The Big Girl phalanx – arrived on the same very slow Southwestern train we had to take from Waterloo station because of the Paddington signal meltdown. They walked/swayed down the platform in Reading arms interlocked, the outer girls waving half empty open wine bottles offering other passengers a sip.  They wore off the shoulder dresses, had broad shoulders, no coats, big heads, hindquarters like shire horses and heavy legs in very high stiletto heels. They look like a mass of galleon figureheads on the run.  Maybe the big girls are trans.

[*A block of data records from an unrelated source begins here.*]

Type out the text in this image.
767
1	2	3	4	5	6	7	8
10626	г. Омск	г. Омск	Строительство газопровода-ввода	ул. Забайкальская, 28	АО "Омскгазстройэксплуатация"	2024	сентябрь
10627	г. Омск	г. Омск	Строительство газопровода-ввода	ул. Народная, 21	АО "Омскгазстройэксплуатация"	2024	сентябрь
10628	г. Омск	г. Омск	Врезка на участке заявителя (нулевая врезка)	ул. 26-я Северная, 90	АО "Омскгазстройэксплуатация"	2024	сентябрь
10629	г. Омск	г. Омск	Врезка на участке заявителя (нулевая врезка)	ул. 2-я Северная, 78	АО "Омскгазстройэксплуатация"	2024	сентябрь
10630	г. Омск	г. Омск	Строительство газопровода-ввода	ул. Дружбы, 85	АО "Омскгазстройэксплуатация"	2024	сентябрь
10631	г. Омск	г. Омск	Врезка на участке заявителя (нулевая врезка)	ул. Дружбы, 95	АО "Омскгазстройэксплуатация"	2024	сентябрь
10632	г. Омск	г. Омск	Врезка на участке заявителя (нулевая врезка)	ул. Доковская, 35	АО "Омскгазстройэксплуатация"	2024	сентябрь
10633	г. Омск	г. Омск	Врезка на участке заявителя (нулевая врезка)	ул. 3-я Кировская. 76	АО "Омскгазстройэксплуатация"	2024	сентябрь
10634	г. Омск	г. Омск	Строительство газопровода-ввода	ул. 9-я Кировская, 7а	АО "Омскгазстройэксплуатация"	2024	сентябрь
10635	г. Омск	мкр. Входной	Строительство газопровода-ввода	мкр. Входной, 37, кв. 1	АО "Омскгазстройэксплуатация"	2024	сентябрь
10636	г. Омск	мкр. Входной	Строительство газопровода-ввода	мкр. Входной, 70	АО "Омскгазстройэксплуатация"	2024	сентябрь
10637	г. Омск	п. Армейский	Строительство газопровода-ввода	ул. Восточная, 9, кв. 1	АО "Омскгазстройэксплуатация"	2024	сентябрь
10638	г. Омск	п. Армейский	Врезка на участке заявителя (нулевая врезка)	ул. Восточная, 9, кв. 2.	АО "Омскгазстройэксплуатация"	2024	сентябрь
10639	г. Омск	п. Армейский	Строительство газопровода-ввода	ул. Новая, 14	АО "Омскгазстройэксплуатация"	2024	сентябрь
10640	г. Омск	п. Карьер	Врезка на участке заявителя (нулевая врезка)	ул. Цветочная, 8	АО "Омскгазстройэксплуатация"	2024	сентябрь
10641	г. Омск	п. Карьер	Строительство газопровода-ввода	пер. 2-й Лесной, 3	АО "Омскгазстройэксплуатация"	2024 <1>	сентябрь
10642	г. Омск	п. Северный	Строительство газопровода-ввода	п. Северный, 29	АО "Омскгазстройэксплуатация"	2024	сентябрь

They provoked a near altercation in our coach with a group of drunken Landsknecht sorts, randy lads from Reading back empty-handed from a big night out in Wokingham – it was over the possession of a bottle.  One of the mates demonstrates a crude style of ‘traffic cop’ seduction – much admired by his fellows.  He plays the warden and keeper of public order.  He lights up a cigarette for one of the bar dames, snatches it out of her mouth, and throws it on the tracks then reviles her for littering. (this was told in the coach by one of his male admirers so we could keep up with the plot and previous episodes.) In the midst of the raging bottle fight – the ‘girls’ bolted – one of the blokes followed them into the next carriages – but they had vanished.  The rest of the ride was filled with elaborate revenge lust – “let’s push them onto the tracks – take them out.” Some specs were bandied such as their ‘price’ “18 pounds an hour”, “you could eat 18 pounds an hour.”  “Your mother is biodegradable.”  Someone groans, that was below the belt. The ‘warden’ was on a one man ‘crusade’ – and the loudest of the wags couldn’t stop talking about St George and knights mounted on horseback waving their swords and taking out whole harems (pronounced ha-reem).